Ideas vary on how to spend federal grants during city's recent public "brainstorming" sessionsThe city of Woodbury recently held two public "brainstorming" sessions to get feedback on what it should do when it gets control of a pot of federal funding, estimated at $1 million for 2010 and about $250,000 in subsequent years.
By: Scott Wente, Woodbury Bulletin
Start an arts center near East Ridge High School. Develop affordable housing projects. Build a neighborhood playground. Send the money back to the deficit-plagued federal government.
Those are among suggestions for what the city of Woodbury should do when it gets control of a pot of federal funding, estimated at $1 million for 2010 and about $250,000 in subsequent years.
There are many ideas for how the money should be spent but no consensus priority so far, city housing specialist Karl Batalden said after Woodbury officials held two recent public “brainstorming” sessions and fielded e-mails and phone calls on the issue.
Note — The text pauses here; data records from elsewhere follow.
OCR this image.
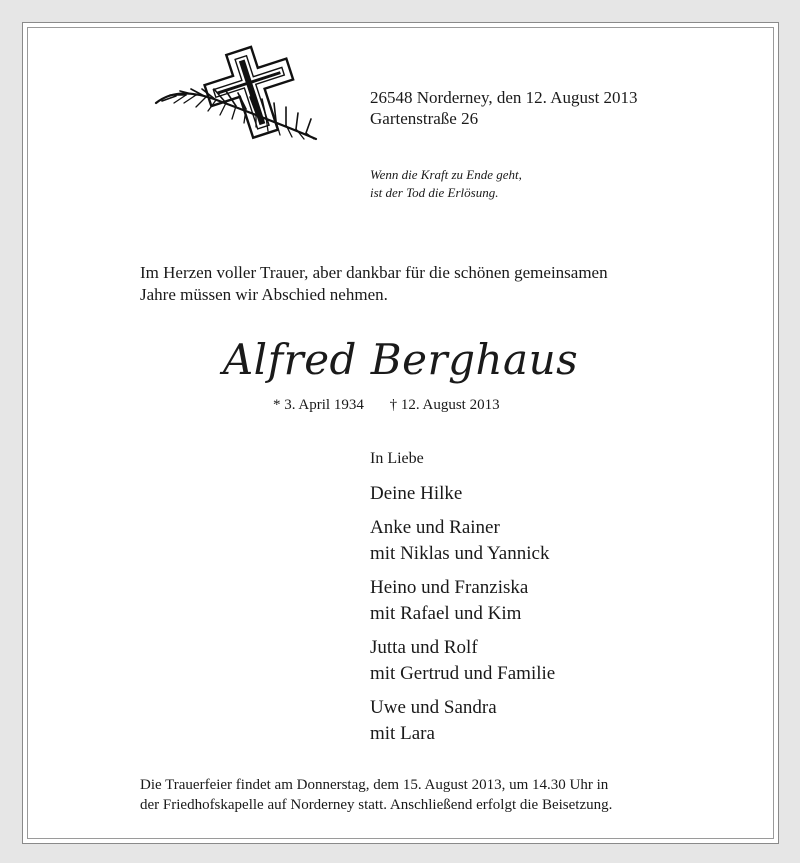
26548 Norderney, den 12. August 2013
Gartenstraße 26
Wenn die Kraft zu Ende geht,
ist der Tod die Erlösung.
Im Herzen voller Trauer, aber dankbar für die schönen gemeinsamen
Jahre müssen wir Abschied nehmen.
Alfred Berghaus
* 3. April 1934 † 12. August 2013
In Liebe
Deine Hilke
Anke und Rainer
mit Niklas und Yannick
Heino und Franziska
mit Rafael und Kim
Jutta und Rolf
mit Gertrud und Familie
Uwe und Sandra
mit Lara
Die Trauerfeier findet am Donnerstag, dem 15. August 2013, um 14.30 Uhr in
der Friedhofskapelle auf Norderney statt. Anschließend erfolgt die Beisetzung.
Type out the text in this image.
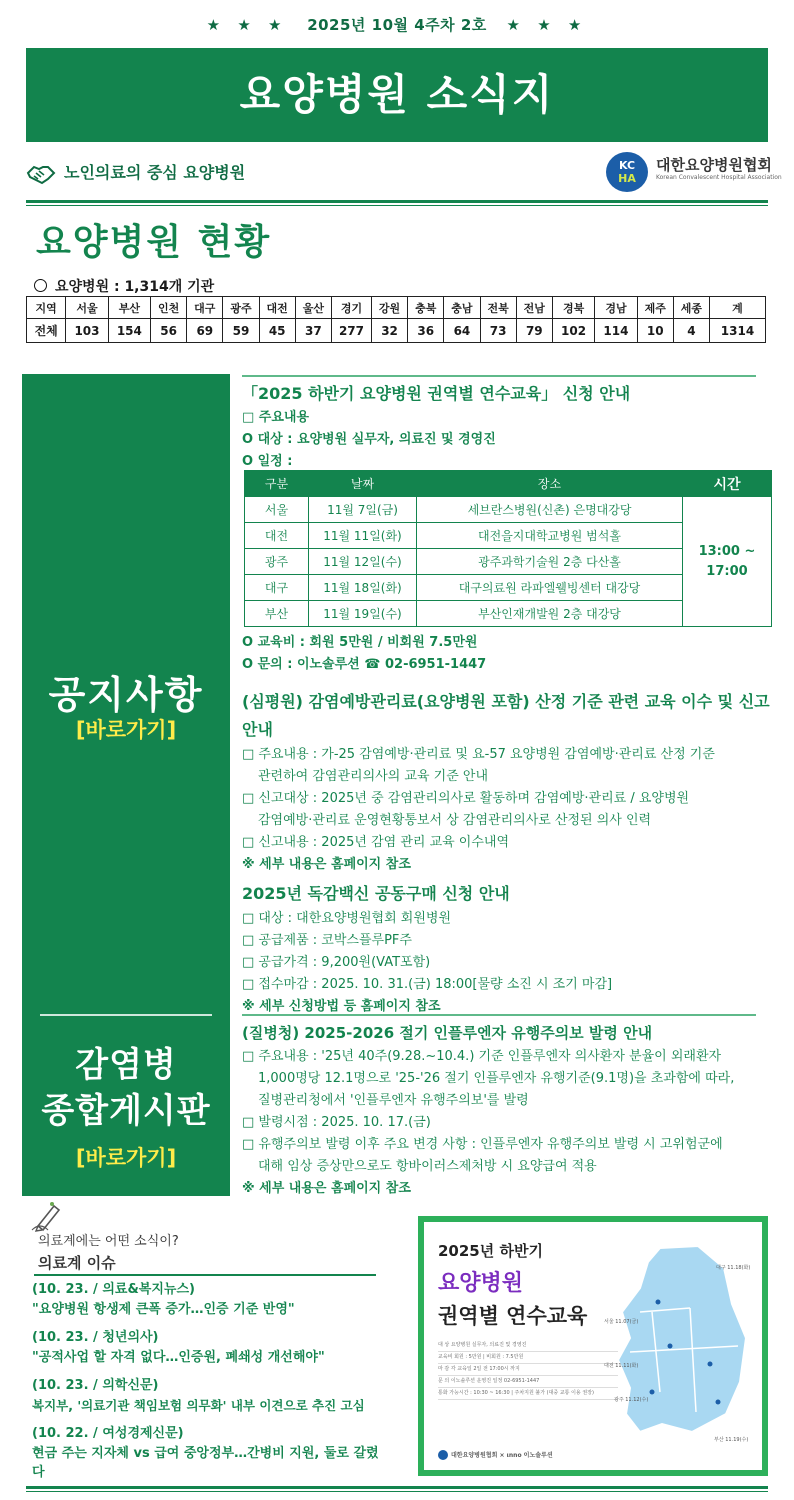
★ ★ ★ 2025년 10월 4주차 2호 ★ ★ ★
요양병원 소식지
노인의료의 중심 요양병원	KC
HA
대한요양병원협회
Korean Convalescent Hospital Association
요양병원 현황
요양병원 : 1,314개 기관
지역	서울	부산	인천	대구	광주	대전	울산	경기	강원	충북	충남	전북	전남	경북	경남	제주	세종	계
전체	103	154	56	69	59	45	37	277	32	36	64	73	79	102	114	10	4	1314
공지사항
[바로가기]
감염병
종합게시판
[바로가기]
「2025 하반기 요양병원 권역별 연수교육」 신청 안내
□ 주요내용
O 대상 : 요양병원 실무자, 의료진 및 경영진
O 일정 :
구분	날짜	장소	시간
서울	11월 7일(금)	세브란스병원(신촌) 은명대강당	13:00 ~
17:00

대전	11월 11일(화)	대전을지대학교병원 범석홀	
광주	11월 12일(수)	광주과학기술원 2층 다산홀	
대구	11월 18일(화)	대구의료원 라파엘웰빙센터 대강당	
부산	11월 19일(수)	부산인재개발원 2층 대강당	
O 교육비 : 회원 5만원 / 비회원 7.5만원
O 문의 : 이노솔루션 ☎ 02-6951-1447
(심평원) 감염예방관리료(요양병원 포함) 산정 기준 관련 교육 이수 및 신고 안내
□ 주요내용 : 가-25 감염예방·관리료 및 요-57 요양병원 감염예방·관리료 산정 기준
관련하여 감염관리의사의 교육 기준 안내
□ 신고대상 : 2025년 중 감염관리의사로 활동하며 감염예방·관리료 / 요양병원
감염예방·관리료 운영현황통보서 상 감염관리의사로 산정된 의사 인력
□ 신고내용 : 2025년 감염 관리 교육 이수내역
※ 세부 내용은 홈페이지 참조
2025년 독감백신 공동구매 신청 안내
□ 대상 : 대한요양병원협회 회원병원
□ 공급제품 : 코박스플루PF주
□ 공급가격 : 9,200원(VAT포함)
□ 접수마감 : 2025. 10. 31.(금) 18:00[물량 소진 시 조기 마감]
※ 세부 신청방법 등 홈페이지 참조
(질병청) 2025-2026 절기 인플루엔자 유행주의보 발령 안내
□ 주요내용 : '25년 40주(9.28.~10.4.) 기준 인플루엔자 의사환자 분율이 외래환자
1,000명당 12.1명으로 '25-'26 절기 인플루엔자 유행기준(9.1명)을 초과함에 따라,
질병관리청에서 '인플루엔자 유행주의보'를 발령
□ 발령시점 : 2025. 10. 17.(금)
□ 유행주의보 발령 이후 주요 변경 사항 : 인플루엔자 유행주의보 발령 시 고위험군에
대해 임상 증상만으로도 항바이러스제처방 시 요양급여 적용
※ 세부 내용은 홈페이지 참조
의료계에는 어떤 소식이?
의료계 이슈
(10. 23. / 의료&복지뉴스)
"요양병원 항생제 큰폭 증가…인증 기준 반영"
(10. 23. / 청년의사)
"공적사업 할 자격 없다…인증원, 폐쇄성 개선해야"
(10. 23. / 의학신문)
복지부, '의료기관 책임보험 의무화' 내부 이견으로 추진 고심
(10. 22. / 여성경제신문)
현금 주는 지자체 vs 급여 중앙정부…간병비 지원, 둘로 갈렸다
2025년 하반기
요양병원
권역별 연수교육
대 상 요양병원 실무자, 의료진 및 경영진
교육비 회원 : 5만원 | 비회원 : 7.5만원
마 감 각 교육일 2일 전 17:00시 까지
문 의 이노솔루션 운영진 일정 02-6951-1447
통화 가능시간 : 10:30 ~ 16:30 | 주차지원 불가 (대중 교통 이용 권장)
서울 11.07(금)
대전 11.11(화)
광주 11.12(수)
대구 11.18(화)
부산 11.19(수)
대한요양병원협회 × ιnno 이노솔루션
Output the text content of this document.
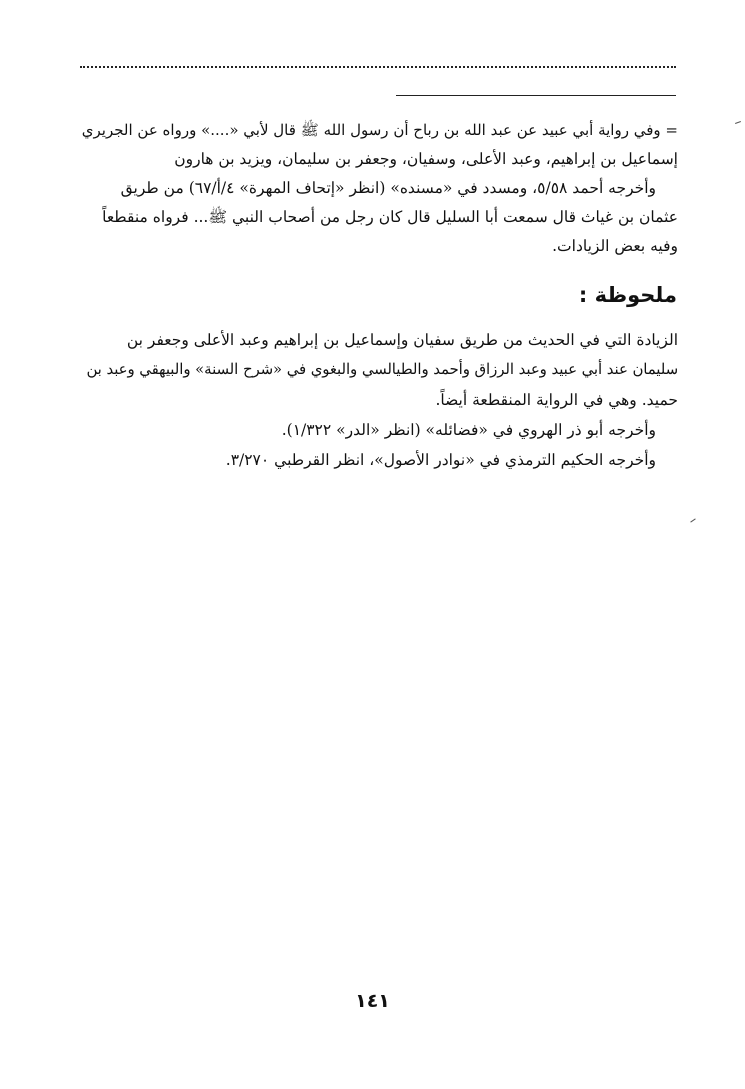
= وفي رواية أبي عبيد عن عبد الله بن رباح أن رسول الله ﷺ قال لأبي «....» ورواه عن الجريري
إسماعيل بن إبراهيم، وعبد الأعلى، وسفيان، وجعفر بن سليمان، ويزيد بن هارون
وأخرجه أحمد ٥/٥٨، ومسدد في «مسنده» (انظر «إتحاف المهرة» ٤/أ/٦٧) من طريق
عثمان بن غياث قال سمعت أبا السليل قال كان رجل من أصحاب النبي ﷺ... فرواه منقطعاً
وفيه بعض الزيادات.
ملحوظة :
الزيادة التي في الحديث من طريق سفيان وإسماعيل بن إبراهيم وعبد الأعلى وجعفر بن
سليمان عند أبي عبيد وعبد الرزاق وأحمد والطيالسي والبغوي في «شرح السنة» والبيهقي وعبد بن
حميد. وهي في الرواية المنقطعة أيضاً.
وأخرجه أبو ذر الهروي في «فضائله» (انظر «الدر» ١/٣٢٢).
وأخرجه الحكيم الترمذي في «نوادر الأصول»، انظر القرطبي ٣/٢٧٠.
١٤١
“Everybody understands that a million dollars sounds like a lot of money, but it really goes pretty quickly when you’re putting it into programs,” Batalden said.
The issue arose when Woodbury became eligible – as a 50,0000-plus-population city – to administer federal housing and community development funds. Previously, Washington County used Woodbury’s population to leverage federal grant funds. The county decided how to spend that money.
City council members in January will make their own suggestions for how the money should be spent. City staff then will draft a plan that will be available for public review in spring of 2010. Woodbury expects to start receiving the money in July 2010, Batalden said.
“I think certainly right now there’s a wide variety of possible uses for the funds,” he said.